Please note :-
Two resistors in series Equivalent Resistance(Req) = R1 + R2 .................... (1)
Two resistors in parallel Equivalent Resistance(Req) = 1/R1 + 1/R2 = R1R2/(R1+R2) ..............(2)
Given :-
R1 = 1 Ω
R2 = 3 Ω
R3 = 7 Ω
Different combinations possible as below :-
1.) Put R1,R2 & R3 in series.
2.) Put R1,R2 & R3 in parallel.
3.) [R1,R2 in series] parallel with R3
4.) [R2,R3 in series] parallel with R1
5.) [R3,R1 in series] parallel with R2
6.) [R1,R2 in parallel] series with R3
7.) [R2,R3 in parallel] series with R1
8.) [R3,R1 in parallel] series with R2
Therefore you can make 8 resistors.
Part b.)
Now lets calculate the Equivalent Resistance of each combination using the formulae (1) & (2) for Req in series and parallel.
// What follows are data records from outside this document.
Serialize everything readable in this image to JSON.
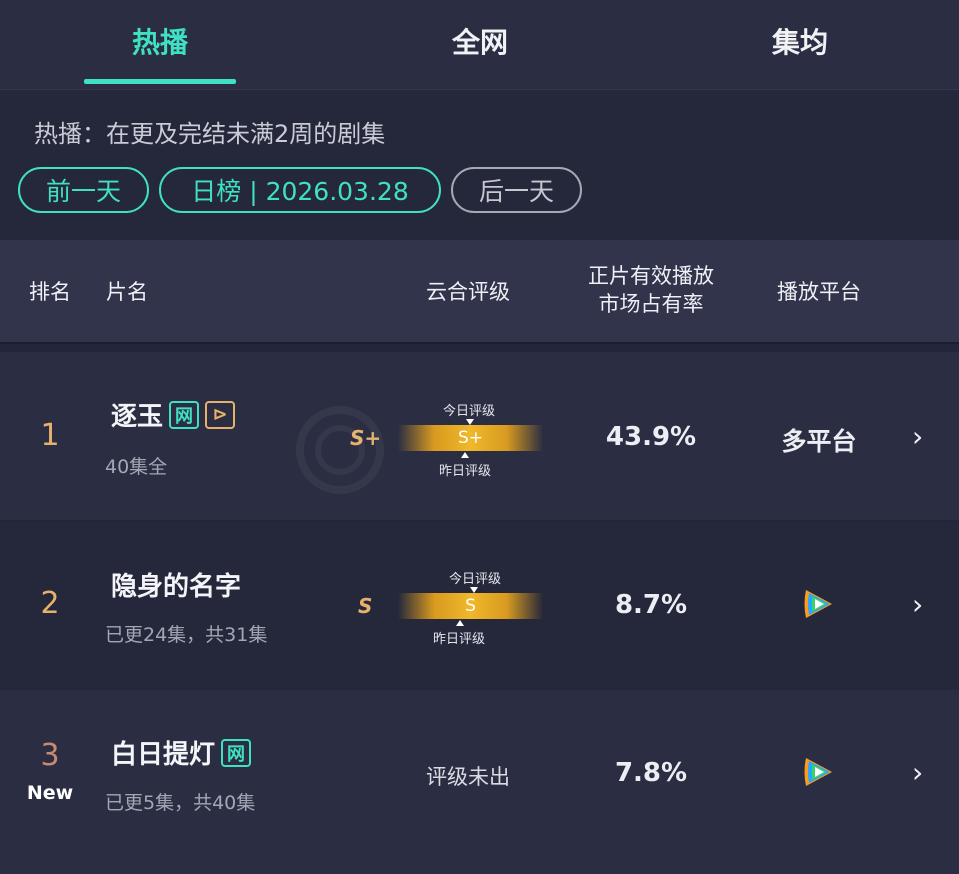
{
  "tabs": [
    {
      "label": "热播",
      "active": true
    },
    {
      "label": "全网",
      "active": false
    },
    {
      "label": "集均",
      "active": false
    }
  ],
  "description": "热播：在更及完结未满2周的剧集",
  "controls": {
    "prev_day": "前一天",
    "date_label": "日榜 | 2026.03.28",
    "next_day": "后一天"
  },
  "table_header": {
    "rank": "排名",
    "title": "片名",
    "rating": "云合评级",
    "share_line1": "正片有效播放",
    "share_line2": "市场占有率",
    "platform": "播放平台"
  },
  "rows": [
    {
      "rank": "1",
      "title": "逐玉",
      "badges": [
        "网",
        "⊳"
      ],
      "subtitle": "40集全",
      "rating_side": "S+",
      "rating_center": "S+",
      "today_label": "今日评级",
      "yesterday_label": "昨日评级",
      "share": "43.9%",
      "platform": "多平台"
    },
    {
      "rank": "2",
      "title": "隐身的名字",
      "subtitle": "已更24集，共31集",
      "rating_side": "S",
      "rating_center": "S",
      "today_label": "今日评级",
      "yesterday_label": "昨日评级",
      "share": "8.7%",
      "platform_icon": "tencent-video-icon"
    },
    {
      "rank": "3",
      "new_tag": "New",
      "title": "白日提灯",
      "badges": [
        "网"
      ],
      "subtitle": "已更5集，共40集",
      "rating_none": "评级未出",
      "share": "7.8%",
      "platform_icon": "tencent-video-icon"
    }
  ],
  "colors": {
    "accent": "#3fe0c4",
    "gold": "#e6b16a",
    "background": "#23263a"
  }
}
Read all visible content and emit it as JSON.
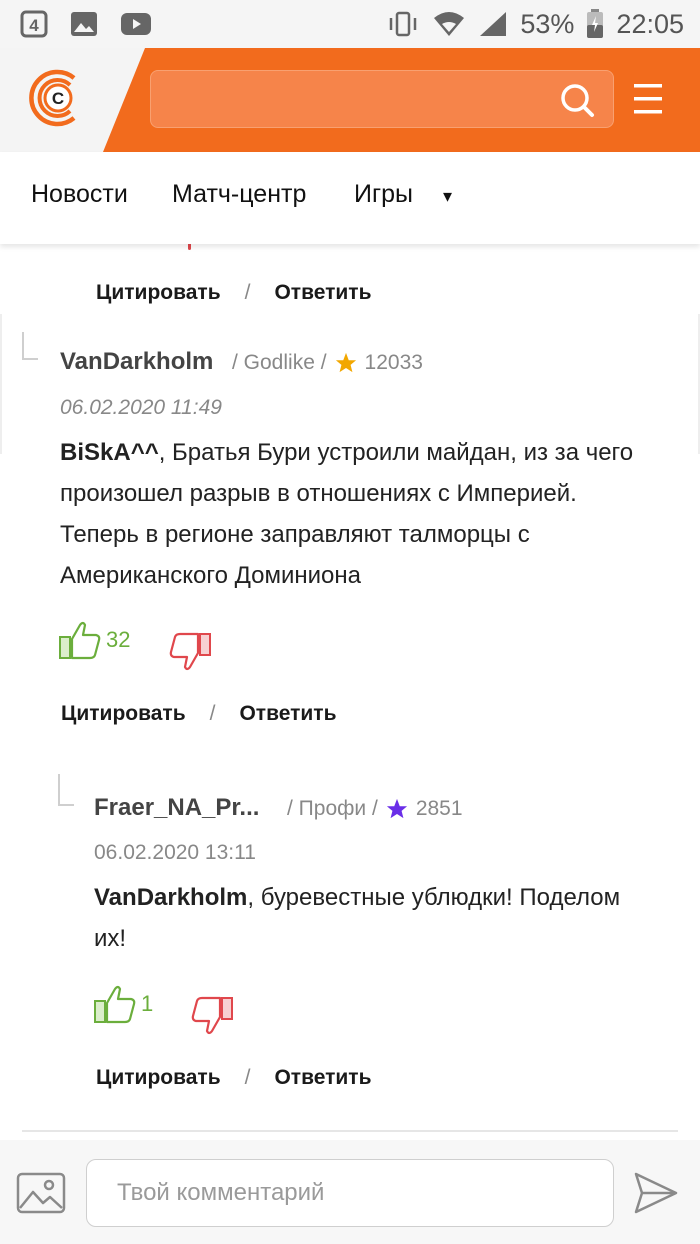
{
  "status_bar": {
    "battery": "53%",
    "time": "22:05",
    "icons": [
      "notification-4-icon",
      "image-icon",
      "youtube-icon",
      "vibrate-icon",
      "wifi-icon",
      "signal-icon",
      "battery-icon"
    ]
  },
  "header": {
    "logo": "C",
    "search_placeholder": "",
    "search_icon": "search-icon",
    "menu_icon": "hamburger-menu-icon",
    "brand_color": "#f26b1d"
  },
  "nav": {
    "items": [
      "Новости",
      "Матч-центр",
      "Игры"
    ],
    "more_caret": "▾"
  },
  "actions": {
    "quote": "Цитировать",
    "separator": "/",
    "reply": "Ответить"
  },
  "comments": [
    {
      "author": "VanDarkholm",
      "rank": "/ Godlike /",
      "rating": "12033",
      "star_color": "#f2a700",
      "date": "06.02.2020 11:49",
      "reply_to": "BiSkA^^",
      "text": ", Братья Бури устроили майдан, из за чего произошел разрыв в отношениях с Империей. Теперь в регионе заправляют талморцы с Американского Доминиона",
      "likes": "32"
    },
    {
      "author": "Fraer_NA_Pr...",
      "rank": "/ Профи /",
      "rating": "2851",
      "star_color": "#6a2ee8",
      "date": "06.02.2020 13:11",
      "reply_to": "VanDarkholm",
      "text": ", буревестные ублюдки! Поделом их!",
      "likes": "1"
    }
  ],
  "composer": {
    "placeholder": "Твой комментарий",
    "attach_icon": "image-attach-icon",
    "send_icon": "send-icon"
  },
  "colors": {
    "like": "#6bae3c",
    "dislike": "#e0474c"
  }
}
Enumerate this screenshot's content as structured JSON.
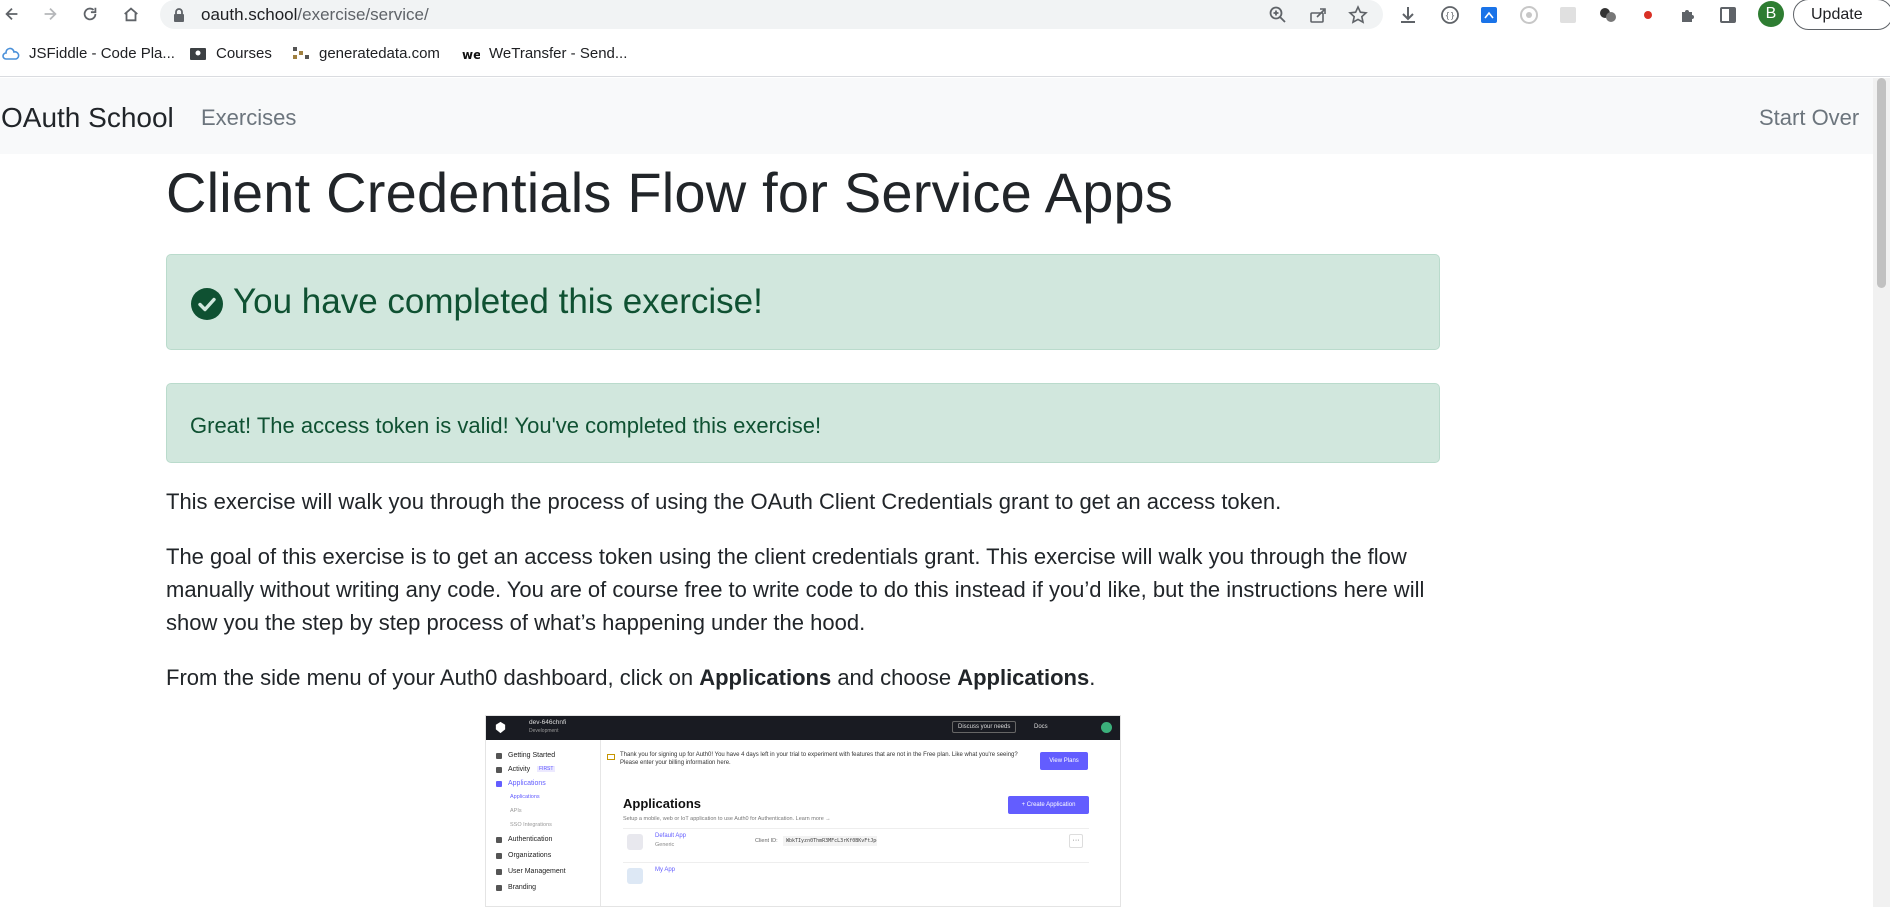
{
  "browser": {
    "url_host": "oauth.school",
    "url_path": "/exercise/service/",
    "profile_initial": "B",
    "update_label": "Update"
  },
  "bookmarks": [
    {
      "label": "JSFiddle - Code Pla..."
    },
    {
      "label": "Courses"
    },
    {
      "label": "generatedata.com"
    },
    {
      "label": "WeTransfer - Send..."
    }
  ],
  "navbar": {
    "brand": "OAuth School",
    "exercises": "Exercises",
    "start_over": "Start Over"
  },
  "page": {
    "title": "Client Credentials Flow for Service Apps",
    "completed_alert": "You have completed this exercise!",
    "valid_alert": "Great! The access token is valid! You've completed this exercise!",
    "para1": "This exercise will walk you through the process of using the OAuth Client Credentials grant to get an access token.",
    "para2": "The goal of this exercise is to get an access token using the client credentials grant. This exercise will walk you through the flow manually without writing any code. You are of course free to write code to do this instead if you’d like, but the instructions here will show you the step by step process of what’s happening under the hood.",
    "para3_prefix": "From the side menu of your Auth0 dashboard, click on ",
    "para3_bold1": "Applications",
    "para3_middle": " and choose ",
    "para3_bold2": "Applications",
    "para3_suffix": "."
  },
  "screenshot": {
    "tenant": "dev-646chnfi",
    "tenant_env": "Development",
    "discuss": "Discuss your needs",
    "docs": "Docs",
    "sidebar": {
      "getting_started": "Getting Started",
      "activity": "Activity",
      "activity_badge": "FIRST",
      "applications": "Applications",
      "sub_applications": "Applications",
      "sub_apis": "APIs",
      "sub_sso": "SSO Integrations",
      "authentication": "Authentication",
      "organizations": "Organizations",
      "user_management": "User Management",
      "branding": "Branding"
    },
    "banner": "Thank you for signing up for Auth0! You have 4 days left in your trial to experiment with features that are not in the Free plan. Like what you're seeing? Please enter your billing information here.",
    "view_plans": "View Plans",
    "apps_title": "Applications",
    "apps_sub": "Setup a mobile, web or IoT application to use Auth0 for Authentication. Learn more →",
    "create_app": "+ Create Application",
    "rows": [
      {
        "name": "Default App",
        "type": "Generic",
        "client_label": "Client ID:",
        "client_id": "WbkTIyzn0ThmR3MFcL3rKf0BKvFtJpc"
      },
      {
        "name": "My App",
        "type": "",
        "client_label": "",
        "client_id": ""
      }
    ]
  }
}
1.) Equivalent Resistance = R1 + R2 + R3 = 11 Ω
2.) Equivalent Resistance = 1/R1 + 1/R2 + 1/R3 = 21/31 Ω
3.) Equivalent Resistance = 28/11 Ω = 2.54 Ω
4.) Equivalent Resistance = 10/11 Ω = 0.9 Ω
5.) Equivalent Resistance = 24/11 Ω = 2.18 Ω
6.) Equivalent Resistance = 31/4 Ω = 7.75 Ω
7.) Equivalent Resistance = 31/10 Ω = 3.1 Ω
8.) Equivalent Resistance = 31/8 Ω = 3.875 Ω
4. Assume you have 3 resistors with the resistances 1 Ω, 3 Ω and 7 Ω,...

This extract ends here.